The goal for local school districts is getting students back in the classroom safely, but with high COVID-19 case numbers in Lewis County, social distancing requirements, the need for both in-person and virtual options and having enough staff — it’s a challenging goal.
At the Centralia School District, K-6 graders are back in the classroom on a hybrid model, but middle and high schoolers won’t be in the classroom on a hybrid model until March — with seventh through ninth grade going back on March 8 and 10th through 12th grade starting on March 15. Centralia School District Superintendent Dr. Lisa Grant said one of the reasons for the start date of March 15 is the first day of the third trimester and it helps keep class credits consistent when switching from virtual learning.
“We are in the midst of a double levy failure so our flexibility in adding staff is not simple and we want to make sure we can keep students and teachers safe,” Grant said.

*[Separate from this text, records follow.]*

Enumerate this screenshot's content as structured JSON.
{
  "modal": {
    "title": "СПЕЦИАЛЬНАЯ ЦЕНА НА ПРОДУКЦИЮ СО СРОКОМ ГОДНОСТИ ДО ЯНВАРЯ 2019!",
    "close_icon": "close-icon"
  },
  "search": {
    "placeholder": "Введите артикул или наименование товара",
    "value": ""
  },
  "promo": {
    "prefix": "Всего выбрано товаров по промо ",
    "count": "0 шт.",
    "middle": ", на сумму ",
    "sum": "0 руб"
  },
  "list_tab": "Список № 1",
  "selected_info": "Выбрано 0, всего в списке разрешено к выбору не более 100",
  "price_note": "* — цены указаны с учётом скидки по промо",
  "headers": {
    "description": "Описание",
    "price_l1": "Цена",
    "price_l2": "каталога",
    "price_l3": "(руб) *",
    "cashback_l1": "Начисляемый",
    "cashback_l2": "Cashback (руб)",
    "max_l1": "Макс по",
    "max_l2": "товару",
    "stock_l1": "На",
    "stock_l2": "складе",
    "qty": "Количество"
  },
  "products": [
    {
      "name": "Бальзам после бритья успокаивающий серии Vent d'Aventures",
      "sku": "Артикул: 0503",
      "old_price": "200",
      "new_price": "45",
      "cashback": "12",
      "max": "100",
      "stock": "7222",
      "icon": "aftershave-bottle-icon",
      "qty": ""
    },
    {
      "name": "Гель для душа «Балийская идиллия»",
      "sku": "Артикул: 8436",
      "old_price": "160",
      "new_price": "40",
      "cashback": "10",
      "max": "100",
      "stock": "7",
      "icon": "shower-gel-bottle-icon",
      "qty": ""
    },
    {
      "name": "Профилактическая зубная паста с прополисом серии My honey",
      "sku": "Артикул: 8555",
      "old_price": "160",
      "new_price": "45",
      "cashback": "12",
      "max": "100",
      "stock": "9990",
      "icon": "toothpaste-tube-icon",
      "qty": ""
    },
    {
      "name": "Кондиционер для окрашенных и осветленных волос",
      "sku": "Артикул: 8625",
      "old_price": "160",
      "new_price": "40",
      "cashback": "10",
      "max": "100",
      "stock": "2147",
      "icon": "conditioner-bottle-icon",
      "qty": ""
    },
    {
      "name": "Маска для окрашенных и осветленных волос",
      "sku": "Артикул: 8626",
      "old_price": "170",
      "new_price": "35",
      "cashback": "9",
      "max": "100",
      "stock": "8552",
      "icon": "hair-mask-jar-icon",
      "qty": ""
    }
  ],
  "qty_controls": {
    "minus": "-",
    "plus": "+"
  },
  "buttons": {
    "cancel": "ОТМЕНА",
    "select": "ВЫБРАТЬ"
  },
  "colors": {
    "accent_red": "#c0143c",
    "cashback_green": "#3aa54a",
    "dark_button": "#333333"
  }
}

The Centralia School District has set up a “broadband cafe” for students who want the structure of going to school or do not have reliable internet. The broadband cafe has been set up in the performing arts center in the high school, where there is room for social distancing, Grant said. Students can sign up for the broadband cafe on the district’s website.
“We want kids back in buildings. We want students and staff to be safe. We know March does seem far off so we want to make sure we are doing everything possible to provide resources and support in the meantime,” Grant said.
About 20 percent of the K-6 students in Centralia that have the option to attend school on a hybrid model have opted for the full virtual option.
In order to teach students virtually and in person, a teacher is designated to teach a class of virtual students while other in-person teachers get half of their class on Monday and Tuesday and the other half on Thursday and Friday. When the district switched K-6 to a hybrid model some students had to switch teachers.
“We don’t want to keep switching that. We don’t believe that’s good for children. We’re really trying to maintain consistency,” she said. “We need to implore our community’s help in practicing the safety protocols because we know it can reduce the incidents in our community and it will help us get kids back.”
The Chehalis School District now has all students back in the classroom on a hybrid learning model after welcoming kindergarteners back on Oct. 5 and phasing in higher grade levels through high schoolers, who came back on Nov. 30.
The hybrid A/B learning model is being used to reduce class sizes to allow for social distancing. The Chehalis School District took safety precautions before bringing all students back by having health and safety standards approved by a local infection prevention consultant (IPAC). All Lewis County superintendents meet with the local health department and pediatricians to stay up-to-date on COVID-19 case numbers and best safety practices.
“When I reflect on what we have accomplished this fall, I am so impressed with the Chehalis School District staff, teachers, admin, and board. Each one is relentlessly dedicated to providing high-quality education for every student in a safe and healthy environment, and for that, I am thankful,” Chehalis School District Superintendent Dt. Christine Moloney said.
At the Toledo School District, kindergarten through 8th grade is at school on a hybrid model and so are high school seniors. Since Toledo’s high school building is currently under construction, Superintendent Chris Rust said they are waiting for more classrooms to be constructed in order to have the space to bring more high schoolers back safely.
“Toledo Schools have had a total of 5 COVID-positive cases and 3 close-contacts. No staff members have tested positive at this time,” Rust posted on the school’s blog on Dec. 17.
Several employees of the subcontractors working on building Toledo’s new high school tested positive for COVID-19, Rust said, slowing down the construction process.
“We are working with our contractor and architect to identify firm dates for occupancy of the new spaces. In the meantime, the team at THS is working on a schedule that might accommodate more students than we currently have,” Rust said. “Due to construction, many areas of the existing school are not available. In ordinary circumstances, we would be cramped. Crowding isn’t an option right now.”